Penentuan ruang terkait dengan ruang skala mikro, meso dan makro tersebut dapat diidentifikasikan melalui faktor pelaku (manusia) dalam mengontrol ruang dalam ketiga skala tersebut. Faktor tersebut kemudian akan menjelaskan termasuk ruang dalam skala yang mana dalam suatu seting yang ditemukan di lapangan, misalnya ruang yang digunakan dan dikontrol oleh individu secara personal dalam 1 (satu) ruang di dalam satu bangunan adalah termasuk ruang skala mikro. Ruang yang digunakan dan dikontrol oleh kelompok individu secara komunal yang secara spasial menghubungkan ruang dari beberapa bangunan yang sating berdekatan dapat dikategorikan sebagai ruang skala meso sedangkan ruang yang dikontrol oleh publik secara sosial yang digunakan dan dikontrol secara terbuka oleh publik dapat dikategorikan sebagai ruang skala makro.
2. Ruang skala mikro
Ruang dalam skala mikro adalah ruang yang berada di dalam satu bangunan berupa ruang dalam (internal space) yang digunakan dan dikontrol oleh individu secara personal dan dibatasi oleh salah satu atau lebih dari elemen lantai, dinding dan atap. Adapun yang termasuk ruang skala mikro ini misalnya ruang praktek dokter, ruang kuliah, ruang kantin, ruang Baca perpustakaan, ruang ibadah, ruang tidur di mana pengguna ruang secara personal mengontrol penggunaan ruang tersebut dalam konteks pemanfaatannya dari kemungkinan gangguan orang-orang yang tidak dikenal.
3. Ruang skala meso
Ruang dalam skala meso adalah ruang yang berada di dalam satu kelompok bangunan berupa ruang pengikat antar bangunan (communal space) yang digunakan dan dikontrol oleh kelompok individu secara komunal Adapun yang termasuk ruang skala meso ini misalnya plasa-plasa yang berada di suatu lingkungan fasilitas pendidikan, gang-gang suatu permukiman/ kampung kota di mana pengguna ruang secara komunal mengontrol penggunaan ruang tersebut dalam konteks pemanfaatannya dari kemungkinan gangguan orang-orang yang tidak dikenal.
4. Ruang skala makro
Ruang dalam skala makro adalah ruang yang berada di dalam satu kawasan berupa ruang (terbuka) publik (open public space) baik dalam bentuk Tinier (street) maupun konsentrik (square) yang digunakan dan dikontrol oleh publik secara sosial sehingga publik memiliki kemudahan akses baik secara fisik maupun visual. Adapun yang termasuk ruang skala makro ini misalnya alun-alun kawasan/ kota, taman-taman kawasan/ kota, jalan utama kawasan/ kota di mana publik dapat mengontrol penggunaan ruang tersebut dalam konteks pemanfaatannya dari kemungkinan gangguan orang-orang yang tidak dikenal. Menurut Krier (1979) ruang publik yang berbentuk linier merupakan ruang yang bersifat dinamis yang merupakan ruang sirkulasi yang berorientasi ke dua ujungnya yang dapat berupa jalan raya, jalur pedestrian maupun jalan setapak. Ruang publik yang berbentuk konsentrik lebih bersifat statis yang merupakan ruang yang terpumpun dan merupakan pusat suatu kegiatan serta memusat berorientasi ke dalam yang dapat berupa taman kota.

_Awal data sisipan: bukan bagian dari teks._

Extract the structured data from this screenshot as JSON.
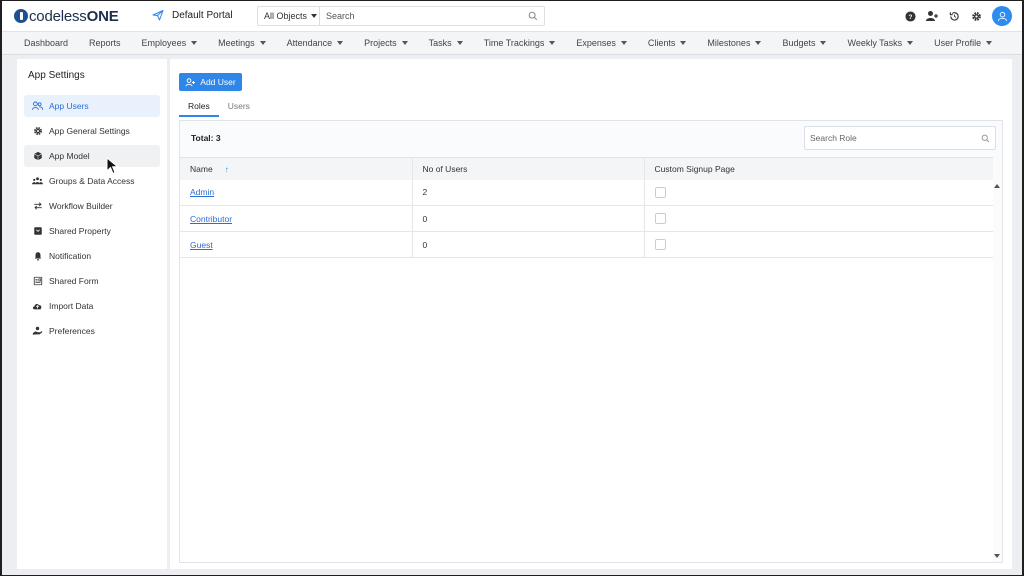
{
  "app": {
    "logo_prefix": "codeless",
    "logo_suffix": "ONE",
    "portal_name": "Default Portal"
  },
  "search": {
    "scope": "All Objects",
    "placeholder": "Search"
  },
  "top_icons": [
    "help-icon",
    "add-user-icon",
    "history-icon",
    "settings-icon",
    "user-avatar-icon"
  ],
  "nav": {
    "items": [
      {
        "label": "Dashboard",
        "dropdown": false
      },
      {
        "label": "Reports",
        "dropdown": false
      },
      {
        "label": "Employees",
        "dropdown": true
      },
      {
        "label": "Meetings",
        "dropdown": true
      },
      {
        "label": "Attendance",
        "dropdown": true
      },
      {
        "label": "Projects",
        "dropdown": true
      },
      {
        "label": "Tasks",
        "dropdown": true
      },
      {
        "label": "Time Trackings",
        "dropdown": true
      },
      {
        "label": "Expenses",
        "dropdown": true
      },
      {
        "label": "Clients",
        "dropdown": true
      },
      {
        "label": "Milestones",
        "dropdown": true
      },
      {
        "label": "Budgets",
        "dropdown": true
      },
      {
        "label": "Weekly Tasks",
        "dropdown": true
      },
      {
        "label": "User Profile",
        "dropdown": true
      }
    ]
  },
  "sidebar": {
    "title": "App Settings",
    "items": [
      {
        "label": "App Users",
        "icon": "users-icon",
        "state": "active"
      },
      {
        "label": "App General Settings",
        "icon": "gear-icon",
        "state": ""
      },
      {
        "label": "App Model",
        "icon": "cube-icon",
        "state": "hover"
      },
      {
        "label": "Groups & Data Access",
        "icon": "groups-icon",
        "state": ""
      },
      {
        "label": "Workflow Builder",
        "icon": "workflow-icon",
        "state": ""
      },
      {
        "label": "Shared Property",
        "icon": "shared-property-icon",
        "state": ""
      },
      {
        "label": "Notification",
        "icon": "bell-icon",
        "state": ""
      },
      {
        "label": "Shared Form",
        "icon": "form-icon",
        "state": ""
      },
      {
        "label": "Import Data",
        "icon": "cloud-upload-icon",
        "state": ""
      },
      {
        "label": "Preferences",
        "icon": "preferences-icon",
        "state": ""
      }
    ]
  },
  "main": {
    "add_user_label": "Add User",
    "tabs": [
      {
        "label": "Roles",
        "active": true
      },
      {
        "label": "Users",
        "active": false
      }
    ],
    "total_label": "Total: 3",
    "search_placeholder": "Search Role",
    "columns": [
      "Name",
      "No of Users",
      "Custom Signup Page"
    ],
    "rows": [
      {
        "name": "Admin",
        "users": "2",
        "custom_signup": false
      },
      {
        "name": "Contributor",
        "users": "0",
        "custom_signup": false
      },
      {
        "name": "Guest",
        "users": "0",
        "custom_signup": false
      }
    ]
  },
  "colors": {
    "accent": "#2d86e8",
    "active_bg": "#e8f1fc",
    "logo": "#1d4f91"
  }
}
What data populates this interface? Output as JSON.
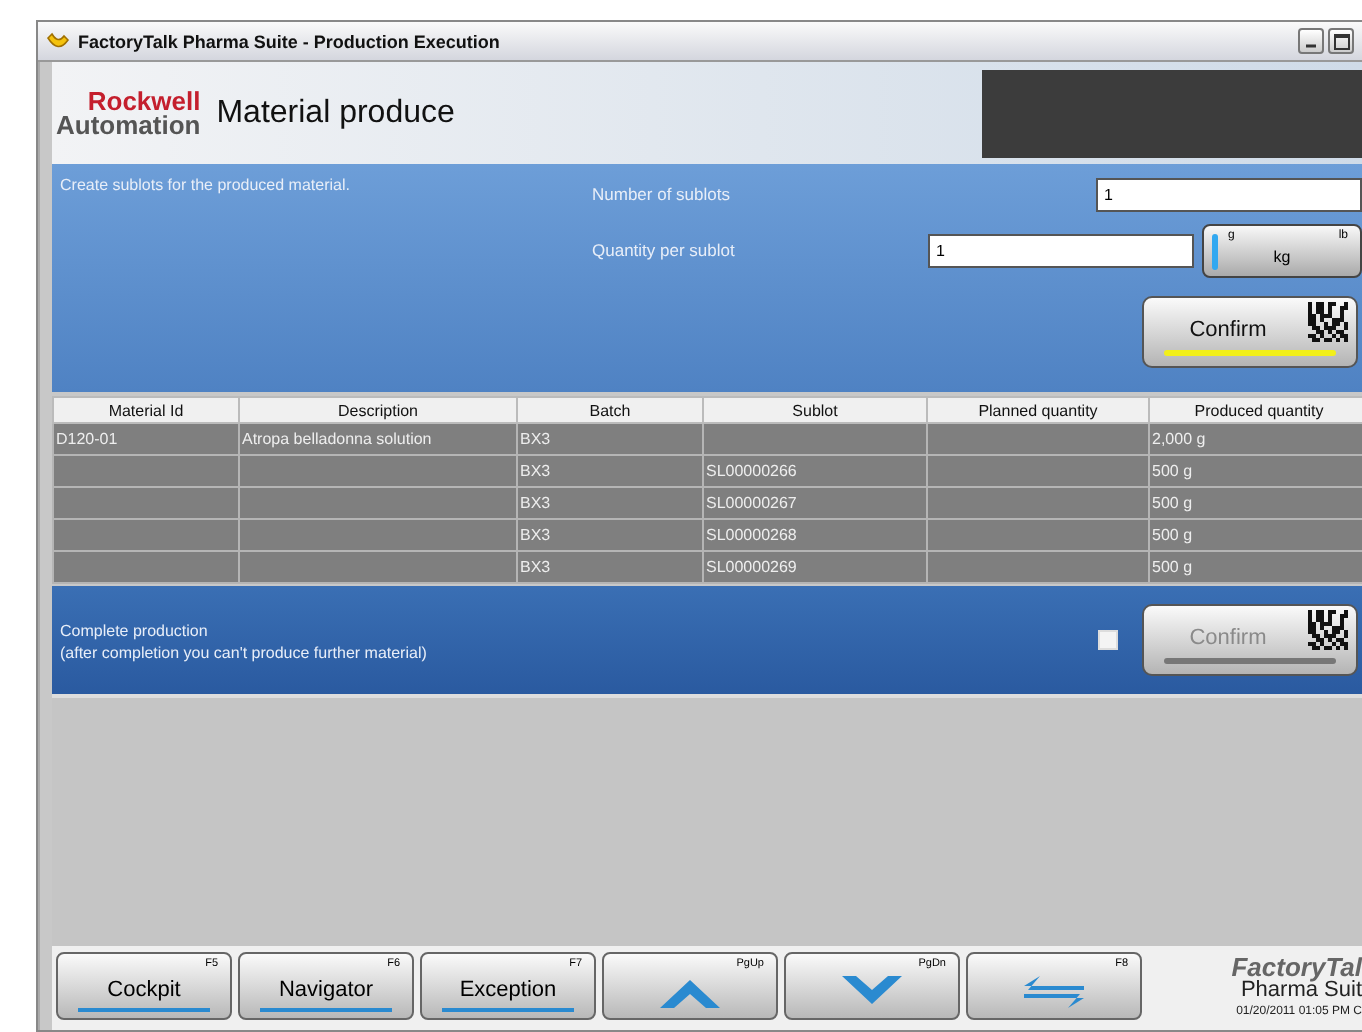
{
  "window": {
    "title": "FactoryTalk Pharma Suite - Production Execution"
  },
  "header": {
    "logo_top": "Rockwell",
    "logo_bottom": "Automation",
    "title": "Material produce"
  },
  "sublot_panel": {
    "instruction": "Create sublots for the produced material.",
    "fields": [
      {
        "label": "Number of sublots",
        "value": "1"
      },
      {
        "label": "Quantity per sublot",
        "value": "1"
      }
    ],
    "unit_switch": {
      "left": "g",
      "center": "kg",
      "right": "lb",
      "level": 0
    },
    "confirm": {
      "label": "Confirm",
      "disabled": false
    }
  },
  "table": {
    "columns": [
      "Material Id",
      "Description",
      "Batch",
      "Sublot",
      "Planned quantity",
      "Produced quantity"
    ],
    "rows": [
      [
        "D120-01",
        "Atropa belladonna solution",
        "BX3",
        "",
        "",
        "2,000 g"
      ],
      [
        "",
        "",
        "BX3",
        "SL00000266",
        "",
        "500 g"
      ],
      [
        "",
        "",
        "BX3",
        "SL00000267",
        "",
        "500 g"
      ],
      [
        "",
        "",
        "BX3",
        "SL00000268",
        "",
        "500 g"
      ],
      [
        "",
        "",
        "BX3",
        "SL00000269",
        "",
        "500 g"
      ]
    ]
  },
  "complete_panel": {
    "lines": [
      "Complete production",
      "(after completion you can't produce further material)"
    ],
    "checked": false,
    "confirm": {
      "label": "Confirm",
      "disabled": true
    }
  },
  "footer": {
    "buttons": [
      {
        "kind": "text",
        "label": "Cockpit",
        "key": "F5"
      },
      {
        "kind": "text",
        "label": "Navigator",
        "key": "F6"
      },
      {
        "kind": "text",
        "label": "Exception",
        "key": "F7"
      },
      {
        "kind": "up",
        "key": "PgUp"
      },
      {
        "kind": "down",
        "key": "PgDn"
      },
      {
        "kind": "swap",
        "key": "F8"
      }
    ],
    "brand_top": "FactoryTal",
    "brand_bottom": "Pharma Suit",
    "timestamp": "01/20/2011 01:05 PM C"
  }
}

Dalam perencanaan ruang publik (skala makro), menurut Carr (1992) dituntut adanya 3 (tiga) hal yaitu,
- Responsif (responsive) bahwa ruang yang dirancang perlu memenuhi criteria responsif terhadap penggunanya khususnya terkait dengan kenyamanan, relaksasi dan pengalaman Baru pengguna di ruang tersebut.
- Demokratis (democratic) bahwa ruang harus mampu melindungi hak-hak publik dalam konteks sosial. Ruang publik harus mampu mewadahi kegiatan yang bersifat bebas karena ruang publik dimiliki oleh semua orang. Ruang publik juga menawarkan rasa kekuatan dan Batas control di mana di daiam ruang publik ini manusia dapat hidup bersama-sama.

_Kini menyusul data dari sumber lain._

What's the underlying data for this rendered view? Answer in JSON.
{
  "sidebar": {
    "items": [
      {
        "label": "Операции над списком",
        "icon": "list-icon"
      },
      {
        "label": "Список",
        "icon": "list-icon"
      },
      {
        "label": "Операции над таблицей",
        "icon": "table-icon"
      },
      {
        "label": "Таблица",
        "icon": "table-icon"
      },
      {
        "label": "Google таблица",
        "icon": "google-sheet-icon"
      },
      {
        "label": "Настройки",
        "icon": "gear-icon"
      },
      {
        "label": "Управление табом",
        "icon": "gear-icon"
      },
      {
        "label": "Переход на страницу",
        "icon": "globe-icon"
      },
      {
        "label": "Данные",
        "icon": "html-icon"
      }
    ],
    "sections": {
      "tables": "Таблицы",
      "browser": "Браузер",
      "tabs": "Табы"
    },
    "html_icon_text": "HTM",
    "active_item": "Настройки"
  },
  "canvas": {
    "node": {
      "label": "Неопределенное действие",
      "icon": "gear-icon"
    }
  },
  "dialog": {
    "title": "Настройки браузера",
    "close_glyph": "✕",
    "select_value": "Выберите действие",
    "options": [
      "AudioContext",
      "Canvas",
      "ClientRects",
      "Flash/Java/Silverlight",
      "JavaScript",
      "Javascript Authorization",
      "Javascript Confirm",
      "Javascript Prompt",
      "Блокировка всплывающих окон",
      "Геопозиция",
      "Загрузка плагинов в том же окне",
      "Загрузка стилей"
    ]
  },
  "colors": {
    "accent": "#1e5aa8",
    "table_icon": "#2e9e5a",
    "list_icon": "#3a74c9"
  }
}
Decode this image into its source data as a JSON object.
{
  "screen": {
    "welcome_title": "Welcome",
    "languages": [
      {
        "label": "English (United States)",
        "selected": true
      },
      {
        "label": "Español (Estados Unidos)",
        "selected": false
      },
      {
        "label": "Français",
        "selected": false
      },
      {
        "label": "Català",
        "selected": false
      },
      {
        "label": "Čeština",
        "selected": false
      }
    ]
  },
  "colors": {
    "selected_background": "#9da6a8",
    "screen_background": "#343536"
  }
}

- Pemaknaan (meaningful) bahwa ruang perlu dirancang untuk memberikan hubungan yang kuat antara tempat (place/ locus-) dengan manusia.

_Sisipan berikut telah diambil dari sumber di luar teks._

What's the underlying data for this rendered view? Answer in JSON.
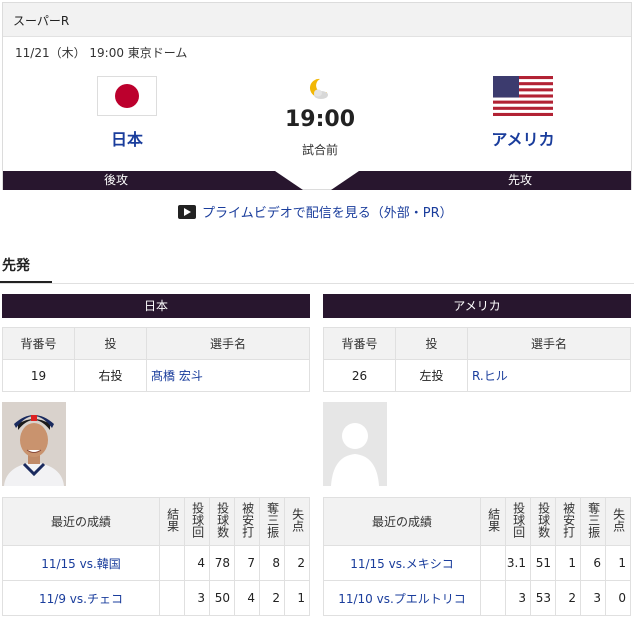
{
  "round": "スーパーR",
  "date_line": "11/21（木） 19:00 東京ドーム",
  "home": {
    "name": "日本",
    "side": "後攻"
  },
  "away": {
    "name": "アメリカ",
    "side": "先攻"
  },
  "time": "19:00",
  "status": "試合前",
  "icons": {
    "weather": "moon-cloud-icon",
    "play": "play-icon"
  },
  "prime_link": "プライムビデオで配信を見る（外部・PR）",
  "section_title": "先発",
  "starter_headers": [
    "背番号",
    "投",
    "選手名"
  ],
  "recent_headers": {
    "games": "最近の成績",
    "result": "結果",
    "innings": "投球回",
    "pitches": "投球数",
    "hits": "被安打",
    "strikeouts": "奪三振",
    "runs": "失点"
  },
  "japan": {
    "team_label": "日本",
    "starter": {
      "number": "19",
      "throws": "右投",
      "name": "髙橋 宏斗"
    },
    "games": [
      {
        "game": "11/15 vs.韓国",
        "result": "",
        "innings": "4",
        "pitches": "78",
        "hits": "7",
        "strikeouts": "8",
        "runs": "2"
      },
      {
        "game": "11/9 vs.チェコ",
        "result": "",
        "innings": "3",
        "pitches": "50",
        "hits": "4",
        "strikeouts": "2",
        "runs": "1"
      }
    ]
  },
  "usa": {
    "team_label": "アメリカ",
    "starter": {
      "number": "26",
      "throws": "左投",
      "name": "R.ヒル"
    },
    "games": [
      {
        "game": "11/15 vs.メキシコ",
        "result": "",
        "innings": "3.1",
        "pitches": "51",
        "hits": "1",
        "strikeouts": "6",
        "runs": "1"
      },
      {
        "game": "11/10 vs.プエルトリコ",
        "result": "",
        "innings": "3",
        "pitches": "53",
        "hits": "2",
        "strikeouts": "3",
        "runs": "0"
      }
    ]
  },
  "colors": {
    "navy_bar": "#28162e",
    "link": "#1a3d9c",
    "jp_red": "#bc002d"
  }
}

Perilaku manusia sering dihadapkan pada konflik antara manusia itu sendiri maupun manusia dengan setingnya yang mengarah pada pola perilaku manusia terhadap setingnya yaitu,
- mendekat pada objek dan setting (approach modus)
- menjauh dari objek dan setting (avoidance modus)
- mendekat setting A atau B (approach-approach conflict)
- menjauh dari setting C dan D (avoidance-avoidance conflict)
- mendekat pada seeting A dan menjauh dari seeting B (approach-avoidance conflict)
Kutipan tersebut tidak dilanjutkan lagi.